Warm tributes have been paid to a firebrand former Leeds councillor who served the city for four decades - and left a legacy of passion, zeal and indomitable fighting spirit.
Denise Atkinson, described by one former colleague as embodying the “spirit of Bramley”, the west Leeds suburb which she represented from the age of 22, passed away earlier this week.
Among her proudest, most lasting achievements, she was instrumental in setting up the Lineham Farm Children’s Centre and served as chair of Leeds Bradford International Airport.
The leader of Leeds City Council, councillor Judith Blake, was among those paying tribute today.
Coun Blake said: “My heart goes out to Denise’s family and friends at this incredibly difficult time.
“Denise served the ‘republic of Bramley’, as she liked to call it, for four decades.
“In that time she worked tirelessly, even throughout her illness, chairing many committees, overseeing Leeds-Bradford Airport as its chair and she had a fantastic year as Lord Mayor, which culminated in the establishment of the much loved Lineham Farm.”
Ms Atkinson stepped down from the council in 2012.
She had represented the Bramley ward for Labour since 1971.

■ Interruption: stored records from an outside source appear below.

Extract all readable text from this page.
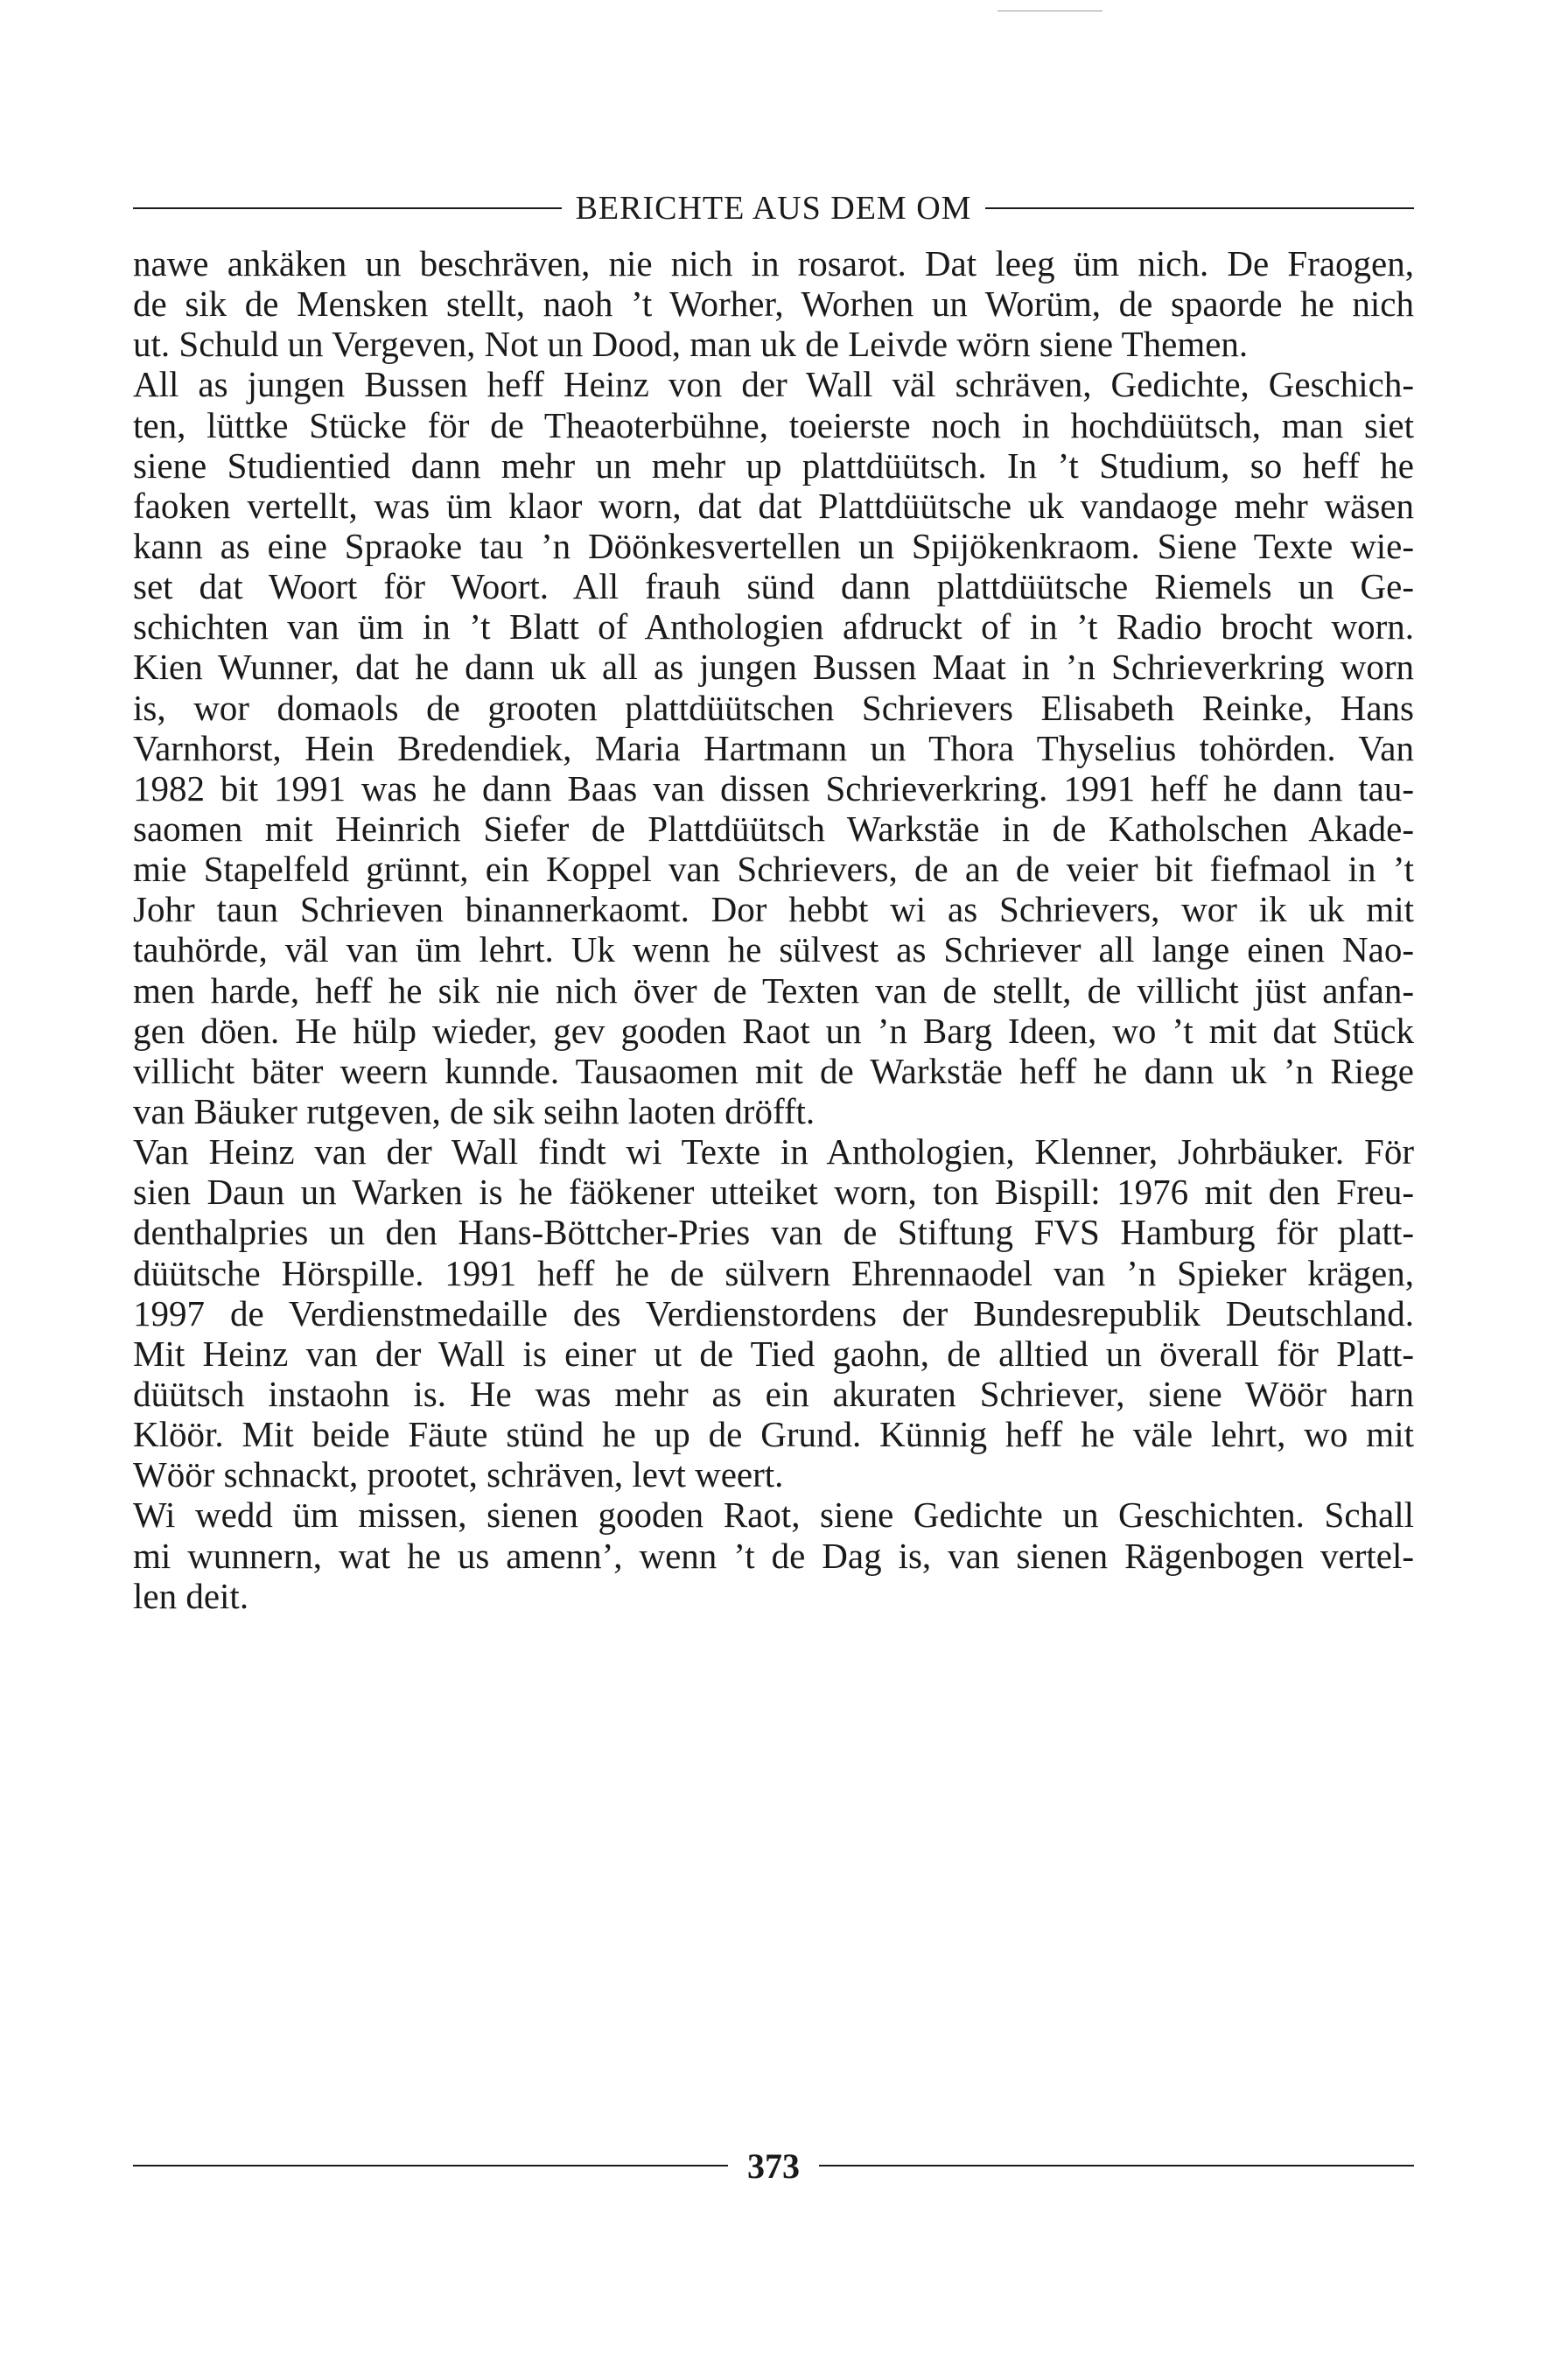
BERICHTE AUS DEM OM
nawe ankäken un beschräven, nie nich in rosarot. Dat leeg üm nich. De Fraogen,
de sik de Mensken stellt, naoh ’t Worher, Worhen un Worüm, de spaorde he nich
ut. Schuld un Vergeven, Not un Dood, man uk de Leivde wörn siene Themen.
All as jungen Bussen heff Heinz von der Wall väl schräven, Gedichte, Geschich-
ten, lüttke Stücke för de Theaoterbühne, toeierste noch in hochdüütsch, man siet
siene Studientied dann mehr un mehr up plattdüütsch. In ’t Studium, so heff he
faoken vertellt, was üm klaor worn, dat dat Plattdüütsche uk vandaoge mehr wäsen
kann as eine Spraoke tau ’n Döönkesvertellen un Spijökenkraom. Siene Texte wie-
set dat Woort för Woort. All frauh sünd dann plattdüütsche Riemels un Ge-
schichten van üm in ’t Blatt of Anthologien afdruckt of in ’t Radio brocht worn.
Kien Wunner, dat he dann uk all as jungen Bussen Maat in ’n Schrieverkring worn
is, wor domaols de grooten plattdüütschen Schrievers Elisabeth Reinke, Hans
Varnhorst, Hein Bredendiek, Maria Hartmann un Thora Thyselius tohörden. Van
1982 bit 1991 was he dann Baas van dissen Schrieverkring. 1991 heff he dann tau-
saomen mit Heinrich Siefer de Plattdüütsch Warkstäe in de Katholschen Akade-
mie Stapelfeld grünnt, ein Koppel van Schrievers, de an de veier bit fiefmaol in ’t
Johr taun Schrieven binannerkaomt. Dor hebbt wi as Schrievers, wor ik uk mit
tauhörde, väl van üm lehrt. Uk wenn he sülvest as Schriever all lange einen Nao-
men harde, heff he sik nie nich över de Texten van de stellt, de villicht jüst anfan-
gen döen. He hülp wieder, gev gooden Raot un ’n Barg Ideen, wo ’t mit dat Stück
villicht bäter weern kunnde. Tausaomen mit de Warkstäe heff he dann uk ’n Riege
van Bäuker rutgeven, de sik seihn laoten dröfft.
Van Heinz van der Wall findt wi Texte in Anthologien, Klenner, Johrbäuker. För
sien Daun un Warken is he fäökener utteiket worn, ton Bispill: 1976 mit den Freu-
denthalpries un den Hans-Böttcher-Pries van de Stiftung FVS Hamburg för platt-
düütsche Hörspille. 1991 heff he de sülvern Ehrennaodel van ’n Spieker krägen,
1997 de Verdienstmedaille des Verdienstordens der Bundesrepublik Deutschland.
Mit Heinz van der Wall is einer ut de Tied gaohn, de alltied un överall för Platt-
düütsch instaohn is. He was mehr as ein akuraten Schriever, siene Wöör harn
Klöör. Mit beide Fäute stünd he up de Grund. Künnig heff he väle lehrt, wo mit
Wöör schnackt, prootet, schräven, levt weert.
Wi wedd üm missen, sienen gooden Raot, siene Gedichte un Geschichten. Schall
mi wunnern, wat he us amenn’, wenn ’t de Dag is, van sienen Rägenbogen vertel-
len deit.
373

Public service ran in her family, and she was inspired by her father, Eric, a long-serving Labour councillor and Lord Mayor of Leeds in 1980. Ms Atkinson served as Deputy Lord Mayor when her father was Lord Mayor.
She served on and chaired many committees and for 10 years was chairman of Leeds-Bradford Airport when it was owned by West Yorkshire’s five local authorities.
Tony Hallwood, the airport’s Aviation Development Director, said: “Denise was a larger than life character and back in the 90s played a key role in the growth and development of Leeds Bradford Airport.
“Working alongside the board of directors in the period before the airport was privatised, Denise will be remembered for her direct but engaging manner.
“She always made sure that Leeds Bradford Airport, Leeds and Yorkshire were always at the forefront of everything she was involved in. A true ambassador for the city and the airport.”
One of the highlights of Ms Atkinson’s time on the council came in 1992, when she was chosen to be Lord Mayor and, as her civic charity for the year, set about trying to raise enough money and support to convert derelict Lineham Farm, near Eccup, into a children’s holiday and educational centre.
The appeal proved a great success, raising £862,000 to get the project underway.
Over the past 20 years, facilities at Lineham have expanded and improved and thousands of Leeds schoolchildren have enjoyed countryside breaks at the farm.
Paul Rogerson, chair of the Farm’s trustees, said that the Lineham Farm Children’s Centre would stand as “a lasting tribute to Denise’s singular determination and quite remarkable energy”.
He said: “Denise’s vision was for Leeds youngsters, and more particularly those from the city’s poorer areas, to have a place in the countryside to enjoy, and call their own, and Denise worked tirelessly over many years to see this vision realised.
“Initially, as the city’s Lord Mayor, Denise led efforts to raise an unprecedented £500,000 to get the Lineham Farm project off the ground.
“Then, as the founding chair of the Farm’s trustees, Denise went on to inspire staff, volunteers and generous donors to work to enhance the centre, and to give the city what it has today - a superb facility of which Denise, and Leeds as a child friendly city, can rightly be proud.”
Neil Taggart, who served alongside Ms Atkinson as a Bramley ward councillor and became “firm friends” with her as they sat next to each other in the council chamber, recalled her joyful spirit and mischievous energy in getting involved with the political theatrics of the job.
He said despite her illness, she “confounded the predictions and defiantly carried on, refusing to succumb”.
“For many people Denise Atkinson was the spirit of Bramley, an ever-doughty fighter on behalf of her constituents,” he said in an extended online tribute.
“She will be missed by many. May she rest in peace.”
On announcing her retirement from local politics, Ms Atkinson, who had suffered ill health for a number of years, said: “I have done 40 years and when I was first elected I never thought I would be on the council for that long.
“I have enjoyed being on the council and in many ways I will miss it.
“I like Bramley, I like the people and it’s been a privilege to work for them.
“I feel I have worked hard and done my best. We have achieved a lot at Lineham Farm and I will certainly keep involved with that.”
She leaves behind her husband, Stephen, who spent many years caring for her, and her son, Timothy.